According to the method provided by the invention, voice information is decomposed, and the decomposed voice information is subjected to feature extraction through a neural network model, so that the voice features of a user are identified, and the user words are separated; interference information is eliminated, intelligent equipment control words of a user are separated, and a foundation is provided for realizing accurate control of the intelligent equipment.

According to the method provided by the invention, semantic analysis is carried out according to the generated text information, the invention realizes the fusion of heterogeneous information by fusing entity characteristics, lexical characteristics and syntactic characteristics, and the semantic information of three different vector spaces, namely the entity characteristics, the lexical characteristics and the syntactic characteristics, is combined together to identify semantics, so that the semantic understanding accuracy is improved, and the control accuracy of intelligent equipment is further improved.
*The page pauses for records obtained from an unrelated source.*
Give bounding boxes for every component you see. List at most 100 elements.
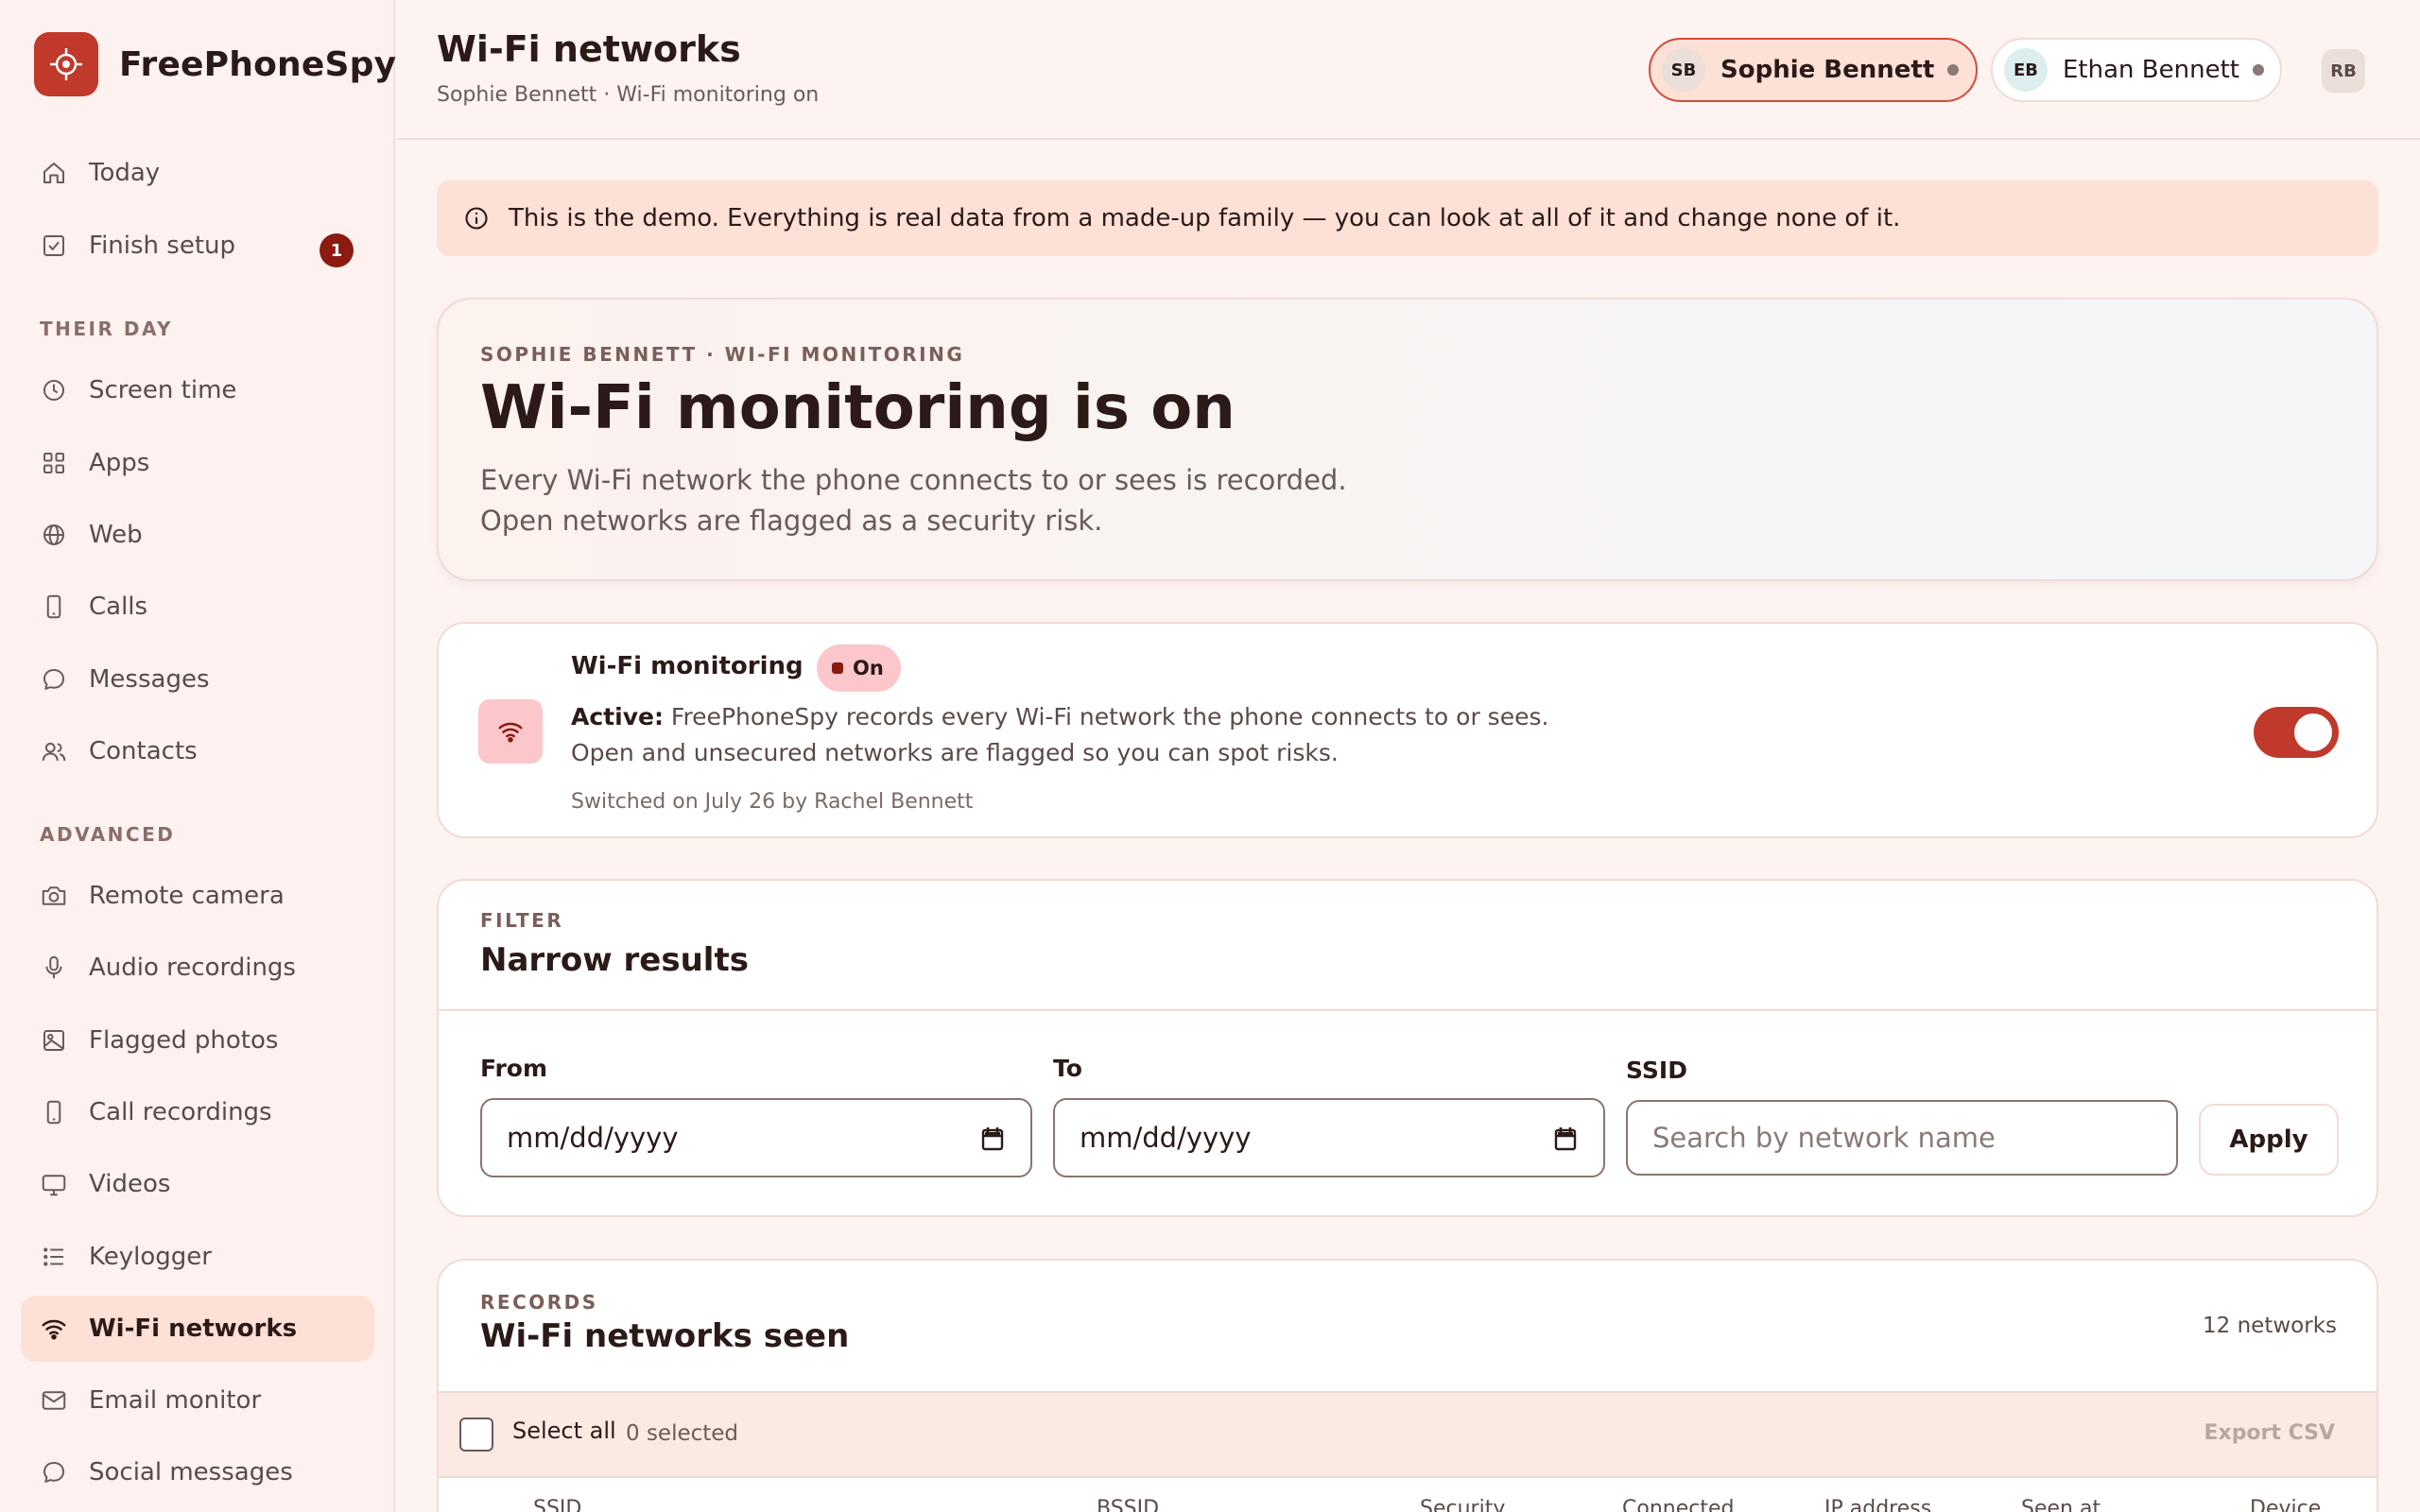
- sidebar-item-web[interactable]: Web: [21, 502, 374, 568]
- column-header-ssid[interactable]: SSID: [533, 1497, 581, 1512]
- active-label: Active:: [571, 703, 664, 730]
- sidebar-item-calls[interactable]: Calls: [21, 574, 374, 640]
- wifi-icon: [42, 1319, 66, 1340]
- sidebar-item-label: Apps: [89, 449, 150, 477]
- sidebar: FreePhoneSpy Today Finish setup 1 THEIR …: [0, 0, 396, 1512]
- avatar: SB: [1662, 48, 1705, 92]
- status-description-text: FreePhoneSpy records every Wi-Fi network…: [571, 703, 1549, 766]
- sidebar-item-label: Remote camera: [89, 882, 285, 910]
- status-dot: [1947, 64, 1960, 76]
- avatar: EB: [2004, 48, 2048, 92]
- selected-count: 0 selected: [626, 1421, 739, 1446]
- hero-title: Wi-Fi monitoring is on: [480, 373, 1236, 443]
- profile-name: Ethan Bennett: [2063, 56, 2239, 84]
- select-all-checkbox[interactable]: [459, 1418, 493, 1452]
- from-date-input[interactable]: mm/dd/yyyy: [480, 1098, 1032, 1177]
- sidebar-item-apps[interactable]: Apps: [21, 430, 374, 496]
- sidebar-item-label: Today: [89, 159, 161, 187]
- sidebar-item-label: Wi-Fi networks: [89, 1314, 298, 1343]
- phone-icon: [46, 594, 61, 619]
- sidebar-item-email-monitor[interactable]: Email monitor: [21, 1367, 374, 1434]
- image-icon: [43, 1030, 64, 1051]
- users-icon: [42, 742, 66, 762]
- column-header-security[interactable]: Security: [1420, 1497, 1505, 1512]
- mic-icon: [45, 955, 62, 979]
- column-header-ip-address[interactable]: IP address: [1824, 1497, 1931, 1512]
- records-eyebrow: RECORDS: [480, 1291, 598, 1314]
- grid-icon: [43, 453, 64, 473]
- profile-chip-sophie[interactable]: SB Sophie Bennett: [1649, 38, 1978, 102]
- column-header-seen-at[interactable]: Seen at: [2021, 1497, 2100, 1512]
- chat-icon: [43, 669, 64, 690]
- camera-icon: [42, 886, 66, 905]
- sidebar-item-label: Finish setup: [89, 232, 235, 260]
- page-subtitle: Sophie Bennett · Wi-Fi monitoring on: [437, 83, 820, 107]
- to-date-input[interactable]: mm/dd/yyyy: [1053, 1098, 1605, 1177]
- status-square-icon: [832, 662, 843, 674]
- ssid-label: SSID: [1626, 1057, 1687, 1084]
- setup-badge: 1: [320, 233, 354, 267]
- sidebar-item-contacts[interactable]: Contacts: [21, 718, 374, 784]
- sidebar-item-messages[interactable]: Messages: [21, 646, 374, 713]
- status-dot: [2252, 64, 2264, 76]
- select-all-label[interactable]: Select all: [512, 1418, 616, 1444]
- column-header-device[interactable]: Device: [2250, 1497, 2321, 1512]
- divider: [439, 1009, 2377, 1011]
- calendar-icon[interactable]: [1554, 1126, 1577, 1151]
- hero-card: SOPHIE BENNETT · WI-FI MONITORING Wi-Fi …: [437, 298, 2378, 581]
- sidebar-item-audio-recordings[interactable]: Audio recordings: [21, 935, 374, 1001]
- sidebar-item-social-messages[interactable]: Social messages: [21, 1439, 374, 1505]
- page-header: Wi-Fi networks Sophie Bennett · Wi-Fi mo…: [397, 0, 2420, 140]
- sidebar-item-label: Contacts: [89, 737, 198, 765]
- wifi-icon: [478, 699, 543, 764]
- sidebar-item-remote-camera[interactable]: Remote camera: [21, 863, 374, 929]
- chat-icon: [43, 1462, 64, 1483]
- calendar-icon[interactable]: [981, 1126, 1004, 1151]
- selection-toolbar: Select all 0 selected Export CSV: [439, 1391, 2377, 1478]
- profile-chip-ethan[interactable]: EB Ethan Bennett: [1991, 38, 2282, 102]
- sidebar-item-call-recordings[interactable]: Call recordings: [21, 1079, 374, 1145]
- home-icon: [43, 163, 64, 183]
- section-title-advanced: ADVANCED: [40, 823, 176, 846]
- status-badge-label: On: [853, 657, 884, 679]
- list-icon: [43, 1247, 63, 1266]
- sidebar-item-keylogger[interactable]: Keylogger: [21, 1224, 374, 1290]
- sidebar-item-label: Videos: [89, 1170, 171, 1198]
- globe-icon: [43, 524, 64, 545]
- monitor-icon: [42, 1175, 66, 1196]
- info-icon: [465, 207, 488, 230]
- hero-description: Every Wi-Fi network the phone connects t…: [480, 460, 1615, 541]
- brand[interactable]: FreePhoneSpy: [34, 32, 396, 96]
- ssid-search-input[interactable]: [1626, 1100, 2178, 1176]
- sidebar-item-label: Flagged photos: [89, 1026, 279, 1055]
- phone-icon: [46, 1100, 61, 1125]
- monitoring-toggle[interactable]: [2254, 707, 2339, 758]
- sidebar-item-flagged-photos[interactable]: Flagged photos: [21, 1007, 374, 1074]
- checkbox-icon: [43, 235, 64, 256]
- sidebar-item-videos[interactable]: Videos: [21, 1151, 374, 1217]
- filter-title: Narrow results: [480, 941, 749, 979]
- sidebar-item-label: Social messages: [89, 1458, 293, 1486]
- user-avatar[interactable]: RB: [2322, 49, 2365, 93]
- sidebar-item-finish-setup[interactable]: Finish setup 1: [21, 213, 374, 279]
- brand-name: FreePhoneSpy: [119, 44, 397, 84]
- from-label: From: [480, 1055, 548, 1082]
- sidebar-item-label: Screen time: [89, 376, 237, 404]
- hero-line: Open networks are flagged as a security …: [480, 505, 1103, 537]
- sidebar-item-wifi-networks[interactable]: Wi-Fi networks: [21, 1296, 374, 1362]
- demo-banner: This is the demo. Everything is real dat…: [437, 180, 2378, 256]
- column-header-connected[interactable]: Connected: [1622, 1497, 1734, 1512]
- apply-button[interactable]: Apply: [2199, 1104, 2339, 1176]
- status-badge: On: [817, 644, 901, 692]
- hero-eyebrow: SOPHIE BENNETT · WI-FI MONITORING: [480, 343, 965, 366]
- sidebar-item-screen-time[interactable]: Screen time: [21, 357, 374, 423]
- sidebar-item-today[interactable]: Today: [21, 140, 374, 206]
- records-card: RECORDS Wi-Fi networks seen 12 networks …: [437, 1259, 2378, 1512]
- sidebar-item-label: Audio recordings: [89, 954, 296, 982]
- filter-card: FILTER Narrow results From mm/dd/yyyy To…: [437, 879, 2378, 1217]
- banner-text: This is the demo. Everything is real dat…: [509, 204, 1901, 232]
- sidebar-item-label: Call recordings: [89, 1098, 272, 1126]
- status-title: Wi-Fi monitoring: [571, 652, 804, 680]
- column-header-bssid[interactable]: BSSID: [1097, 1497, 1159, 1512]
- export-csv-button[interactable]: Export CSV: [2204, 1421, 2335, 1445]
The above description is only an embodiment of the present invention, but the design concept of the present invention is not limited thereto, and any insubstantial modifications made by using the design concept should fall within the scope of infringing the present invention.

Claims

1. An intelligent home device management and control method is characterized by comprising the following steps:

receiving user voice information;

firstly, decomposing voice information according to different frequency bands;

separating user words according to a voice frequency band corresponding to the voice characteristics of the user;

2. The intelligent home device management and control method according to claim 1, further comprising:

3. The intelligent home device management and control method according to claim 1, wherein all the steps are preceded by:

4. The utility model provides an intelligent household equipment management and control system which characterized in that includes:

a voice input unit: receiving user voice information;

in the separation speech unit, carry out the decomposition to speech information to carry out feature extraction to speech information after decomposing through neural network model, separate out the user's utterance, specifically include:

firstly, decomposing voice information according to different frequency bands;

5. The intelligent home device management and control system according to claim 4, further comprising:

6. The intelligent home device management and control system according to claim 4, further comprising:

7. An electronic device comprising a processor, a memory, and a computer program stored in the memory and configured to be executed by the processor, the processor implementing a smart home device management and control method according to any one of claims 1 to 3 when executing the computer program.

8. A computer-readable storage medium on which a computer program is stored, the program implementing a smart home device management method according to any one of claims 1 to 3 when executed by a processor.